A time to plant: pt. 2
onions started in the greenhouse pea seeds in their trench peas covered and protected!
The Vegetable Roll Call of Honour
- garlic*
- shallots*
- red onions
- Pukekohe onions
- Stuttgart onions
- peas*
- carrots
- potatoes*
- parsnips*
- runner beans*
- yams*
- sweetcorn*
- beetroot
- cabbage
- broccoli
- cauliflower
- Brussels sprouts*
- kale*
- silverbeet*
- lettuce*
- spinach
- tomatoes*
- capsicums*
- aubergine
- celery*
- leeks
- marrows/courgettes*
- pumpkins*
- basil*
- coriander*
- cucumber*
- broadbeans*
- radish*
- swede
- turnips
- asparagus
*Grown from saved seed.
June grows our vegetables. That’s a huge ask. She loves to garden, but would love it even more if I helped out. I would, honest, now that I’ve retired from paid work, if it weren’t for the fact that my mornings are now spent in my writing room. And the rest of my day is filled working on other demands of our homesteading life.
That said, we’re both okay with the arrangement, and the division of labour. For June, it’s compensation enough that I’m writing about our way of life. After thirty years of thinking that I’d like to, I’ve finally got round to doing it!
Getting all your vegetables from the home garden is no mean feat. Although there’s just the two of us most of the time, we eat way more than standard servings. Our vegetable needs are never far from her mind. They’re at fever pitch now because we’re slam-bang in the middle of the late winter – early spring planting season.
tomato seeds on paper towelling, and waiting to be covered with soil tomato seeds planted tomato seedlings on heat pad
The need for prepared seed beds and punnets begins to escalate by mid-August. For several of our vegetable crops, the seeds are germinated either in raised seed beds inside the greenhouse (unheated), or in punnets inside June’s studio on a heat pad placed on a bench under a north-facing window.
Tomatoes, capsicums, aubergines, basil and coriander (all started in punnets), will be planted in the tunnel house in soil specifically prepared for them once minimum temperatures in there are no less than 10 degrees Celsius: much below that can set growth back by weeks. Celery (in punnets), pumpkins, marrows/courgettes, and sweetcorn (in greenhouse seedbeds), will be transplanted outdoors once there’s little risk of late frosts. Cucumbers stay put in the greenhouse, but the onion seedlings, their greenhouse neighbours, will be transplanted outdoors in the main vegetable garden.
June has a very full calendar of appointments during August and September, and most of them take place in the vegetable garden.
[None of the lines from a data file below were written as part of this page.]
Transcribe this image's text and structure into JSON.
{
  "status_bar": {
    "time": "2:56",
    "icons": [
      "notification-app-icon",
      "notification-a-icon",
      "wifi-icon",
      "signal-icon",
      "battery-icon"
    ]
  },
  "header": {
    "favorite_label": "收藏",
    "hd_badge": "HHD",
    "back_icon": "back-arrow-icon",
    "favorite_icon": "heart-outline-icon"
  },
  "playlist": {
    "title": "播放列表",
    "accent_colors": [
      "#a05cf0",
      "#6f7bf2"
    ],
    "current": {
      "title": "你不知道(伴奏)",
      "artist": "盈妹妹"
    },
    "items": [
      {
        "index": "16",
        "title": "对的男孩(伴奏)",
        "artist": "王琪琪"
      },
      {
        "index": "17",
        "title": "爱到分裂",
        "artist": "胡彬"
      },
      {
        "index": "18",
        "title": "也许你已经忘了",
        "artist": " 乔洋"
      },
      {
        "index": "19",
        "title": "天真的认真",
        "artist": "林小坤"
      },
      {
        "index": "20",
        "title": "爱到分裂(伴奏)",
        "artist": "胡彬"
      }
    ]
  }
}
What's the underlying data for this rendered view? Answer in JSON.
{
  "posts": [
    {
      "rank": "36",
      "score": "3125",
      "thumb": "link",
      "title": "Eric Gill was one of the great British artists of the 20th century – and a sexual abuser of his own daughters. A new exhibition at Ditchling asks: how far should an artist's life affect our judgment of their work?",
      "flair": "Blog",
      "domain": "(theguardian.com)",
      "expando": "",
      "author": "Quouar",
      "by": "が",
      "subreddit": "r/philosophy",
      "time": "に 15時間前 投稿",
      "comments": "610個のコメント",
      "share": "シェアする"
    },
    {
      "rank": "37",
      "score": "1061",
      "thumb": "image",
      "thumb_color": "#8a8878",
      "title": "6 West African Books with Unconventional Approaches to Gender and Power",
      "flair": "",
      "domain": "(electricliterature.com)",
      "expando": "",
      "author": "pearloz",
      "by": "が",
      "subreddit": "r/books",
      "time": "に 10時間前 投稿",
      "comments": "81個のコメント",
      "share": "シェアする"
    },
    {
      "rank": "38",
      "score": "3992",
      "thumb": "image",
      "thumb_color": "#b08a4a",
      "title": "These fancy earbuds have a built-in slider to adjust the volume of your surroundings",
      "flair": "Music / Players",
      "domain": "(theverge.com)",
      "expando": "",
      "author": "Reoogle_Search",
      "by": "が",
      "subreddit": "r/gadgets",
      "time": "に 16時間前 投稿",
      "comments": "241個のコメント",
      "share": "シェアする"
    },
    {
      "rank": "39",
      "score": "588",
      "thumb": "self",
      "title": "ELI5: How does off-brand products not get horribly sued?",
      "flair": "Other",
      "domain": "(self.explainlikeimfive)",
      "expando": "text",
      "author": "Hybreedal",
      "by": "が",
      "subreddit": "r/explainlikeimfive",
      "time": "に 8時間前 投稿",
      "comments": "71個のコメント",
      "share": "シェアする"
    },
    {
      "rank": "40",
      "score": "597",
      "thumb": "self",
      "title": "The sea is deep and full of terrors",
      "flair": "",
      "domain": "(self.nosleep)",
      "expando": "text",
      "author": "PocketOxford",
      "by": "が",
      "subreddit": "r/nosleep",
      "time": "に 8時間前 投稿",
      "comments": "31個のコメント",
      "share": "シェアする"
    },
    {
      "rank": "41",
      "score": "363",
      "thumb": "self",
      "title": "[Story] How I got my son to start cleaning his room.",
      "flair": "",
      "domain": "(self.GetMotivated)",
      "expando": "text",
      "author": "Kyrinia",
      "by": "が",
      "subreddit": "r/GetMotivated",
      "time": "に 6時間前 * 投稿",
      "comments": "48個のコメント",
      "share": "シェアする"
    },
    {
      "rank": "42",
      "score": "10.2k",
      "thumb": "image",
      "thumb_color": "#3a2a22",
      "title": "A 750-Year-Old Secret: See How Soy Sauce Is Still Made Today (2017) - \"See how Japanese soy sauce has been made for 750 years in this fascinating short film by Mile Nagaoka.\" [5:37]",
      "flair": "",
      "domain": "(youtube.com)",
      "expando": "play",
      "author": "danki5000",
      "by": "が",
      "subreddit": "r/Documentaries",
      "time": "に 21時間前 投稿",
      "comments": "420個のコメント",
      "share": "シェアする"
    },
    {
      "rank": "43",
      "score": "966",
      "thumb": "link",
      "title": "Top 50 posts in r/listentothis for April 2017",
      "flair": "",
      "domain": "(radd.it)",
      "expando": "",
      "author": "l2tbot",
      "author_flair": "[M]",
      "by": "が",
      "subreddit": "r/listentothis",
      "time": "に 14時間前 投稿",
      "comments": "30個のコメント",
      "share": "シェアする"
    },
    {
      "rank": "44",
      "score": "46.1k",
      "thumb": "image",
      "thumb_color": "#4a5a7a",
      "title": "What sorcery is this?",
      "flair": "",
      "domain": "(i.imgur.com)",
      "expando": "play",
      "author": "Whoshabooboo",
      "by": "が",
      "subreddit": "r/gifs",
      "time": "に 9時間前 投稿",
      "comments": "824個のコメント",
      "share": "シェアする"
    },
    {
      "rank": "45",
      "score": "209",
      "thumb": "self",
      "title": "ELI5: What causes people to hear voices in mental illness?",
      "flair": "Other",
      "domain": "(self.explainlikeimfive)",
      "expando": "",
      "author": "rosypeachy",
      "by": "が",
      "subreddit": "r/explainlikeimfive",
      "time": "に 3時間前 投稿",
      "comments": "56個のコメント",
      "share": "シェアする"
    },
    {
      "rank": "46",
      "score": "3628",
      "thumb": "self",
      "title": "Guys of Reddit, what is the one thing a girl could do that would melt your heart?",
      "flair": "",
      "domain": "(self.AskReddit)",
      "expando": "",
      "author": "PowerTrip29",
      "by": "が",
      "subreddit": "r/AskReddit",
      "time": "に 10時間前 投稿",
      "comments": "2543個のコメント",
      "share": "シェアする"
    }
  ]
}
I’ve got the kitchen calendar in front of me now:
- 12-20 August: cabbage, brocolli, cauliflower, Brussels sprouts, kale, silverbeet, lettuce, spinach.
- 26-27 August: red onions, Pukekohe onions, Stuttgart onions, radish.
- 10-18 September: peas, tomatoes, celery, basil, coriander.
- 24-25 September: early potatoes, parsnips, beetroot, leeks, turnips.
aubergines and capsicums brassicas garlic, snow pea seed bed, broadbeans
Everything else on The Vegetable Roll Call of Honour has its own window of days marked on the calendar: a particular week of a particular month of a particular season.
June, drawing on decades of experience, and factoring in the influence of the moon on optimum times for seed germination, knows what works for our climate. A flourishing garden with a diverse range of home-grown vegetables proof enough.

That’s all on modern-day homesteading at Little Owl Gully till next Monday. Thanks for your company. Bye for now.